Strait of Hormuz Politics: Iran’s Parliament debated closure, raising shipping costs—but the Supreme Council stopped short. Iran lacks alternatives to substituting this economic risk.
Iran’s Gasoline Crisis: Domestic shortages (~15–20% shortfall) have triggered panic buying, but no real export disruption…yet. Iran is importing to fill gaps, including using barter deals.
Implications: Geopolitics may create episodic ripple effects (e.g., insurance costs, inventory draws), but broad fundamentals (supply overhang, weak demand) continue to hold sway. Iranian domestic issues have limited global footprint—publishable rather than pivotal.
📅 Upcoming Events
IEA June Oil Market Report (released ~July 11) will update monthly supply/demand balances.

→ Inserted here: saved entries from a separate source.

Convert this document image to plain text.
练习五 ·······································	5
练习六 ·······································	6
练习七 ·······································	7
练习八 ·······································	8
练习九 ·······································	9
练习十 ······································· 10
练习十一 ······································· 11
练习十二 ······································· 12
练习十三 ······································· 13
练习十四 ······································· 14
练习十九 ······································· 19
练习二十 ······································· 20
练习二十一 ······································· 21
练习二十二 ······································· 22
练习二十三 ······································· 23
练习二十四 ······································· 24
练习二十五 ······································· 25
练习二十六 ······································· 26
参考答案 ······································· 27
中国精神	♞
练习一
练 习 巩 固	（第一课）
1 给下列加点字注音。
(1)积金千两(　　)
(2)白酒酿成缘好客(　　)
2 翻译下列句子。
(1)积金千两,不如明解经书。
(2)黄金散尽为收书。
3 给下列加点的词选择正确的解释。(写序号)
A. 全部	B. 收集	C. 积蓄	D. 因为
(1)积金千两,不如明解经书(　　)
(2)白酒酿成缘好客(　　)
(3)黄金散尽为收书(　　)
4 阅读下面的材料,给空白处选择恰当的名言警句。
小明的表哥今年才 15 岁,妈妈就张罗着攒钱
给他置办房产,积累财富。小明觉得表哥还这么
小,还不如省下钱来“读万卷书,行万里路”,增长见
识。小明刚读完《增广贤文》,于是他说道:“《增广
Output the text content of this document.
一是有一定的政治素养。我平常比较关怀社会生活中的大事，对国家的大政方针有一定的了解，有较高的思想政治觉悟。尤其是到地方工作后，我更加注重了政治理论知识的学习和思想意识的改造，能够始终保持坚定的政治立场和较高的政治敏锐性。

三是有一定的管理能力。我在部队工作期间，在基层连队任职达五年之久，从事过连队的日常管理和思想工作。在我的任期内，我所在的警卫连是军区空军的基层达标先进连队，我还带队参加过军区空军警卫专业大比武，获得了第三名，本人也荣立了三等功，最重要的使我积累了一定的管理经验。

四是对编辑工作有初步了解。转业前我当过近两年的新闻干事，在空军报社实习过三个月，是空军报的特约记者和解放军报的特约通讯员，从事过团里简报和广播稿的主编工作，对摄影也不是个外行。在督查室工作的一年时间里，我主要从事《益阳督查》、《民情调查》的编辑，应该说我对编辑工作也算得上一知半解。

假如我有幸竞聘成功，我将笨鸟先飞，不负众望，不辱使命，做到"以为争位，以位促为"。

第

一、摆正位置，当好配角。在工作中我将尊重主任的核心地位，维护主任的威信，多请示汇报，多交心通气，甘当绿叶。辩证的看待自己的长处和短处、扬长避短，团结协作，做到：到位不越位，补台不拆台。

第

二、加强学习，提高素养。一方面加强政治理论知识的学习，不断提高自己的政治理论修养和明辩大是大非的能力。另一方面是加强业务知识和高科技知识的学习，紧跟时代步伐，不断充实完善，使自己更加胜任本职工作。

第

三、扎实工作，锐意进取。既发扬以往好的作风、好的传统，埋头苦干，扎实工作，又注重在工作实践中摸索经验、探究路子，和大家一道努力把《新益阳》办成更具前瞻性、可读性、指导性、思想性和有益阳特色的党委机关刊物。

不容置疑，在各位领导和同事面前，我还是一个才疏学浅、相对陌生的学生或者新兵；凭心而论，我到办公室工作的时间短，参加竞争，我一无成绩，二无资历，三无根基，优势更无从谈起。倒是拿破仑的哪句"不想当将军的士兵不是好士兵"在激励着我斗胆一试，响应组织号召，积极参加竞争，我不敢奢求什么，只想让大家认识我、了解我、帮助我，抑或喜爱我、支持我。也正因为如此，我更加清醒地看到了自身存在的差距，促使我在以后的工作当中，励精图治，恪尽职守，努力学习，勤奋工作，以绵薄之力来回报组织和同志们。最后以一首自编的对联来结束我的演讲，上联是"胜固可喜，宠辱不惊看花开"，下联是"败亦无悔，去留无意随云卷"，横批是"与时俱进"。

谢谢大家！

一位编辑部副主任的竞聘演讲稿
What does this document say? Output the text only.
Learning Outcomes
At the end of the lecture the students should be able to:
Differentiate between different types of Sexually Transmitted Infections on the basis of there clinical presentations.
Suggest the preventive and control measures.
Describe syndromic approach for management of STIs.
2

OPEC+ Strategy Dialogue expected later this summer—watch for incremental output signals.
OECD meetings (30 June–3 July) may bring revisions to demand forecasts and inventory snapshots.
✅ Bottom Line
The current “peace dividend” may offer a short-lived rally in product margins—but without a deeper drawdown in crude markets or demand resurgence, oil prices look range-bound in the $60–80/bbl band.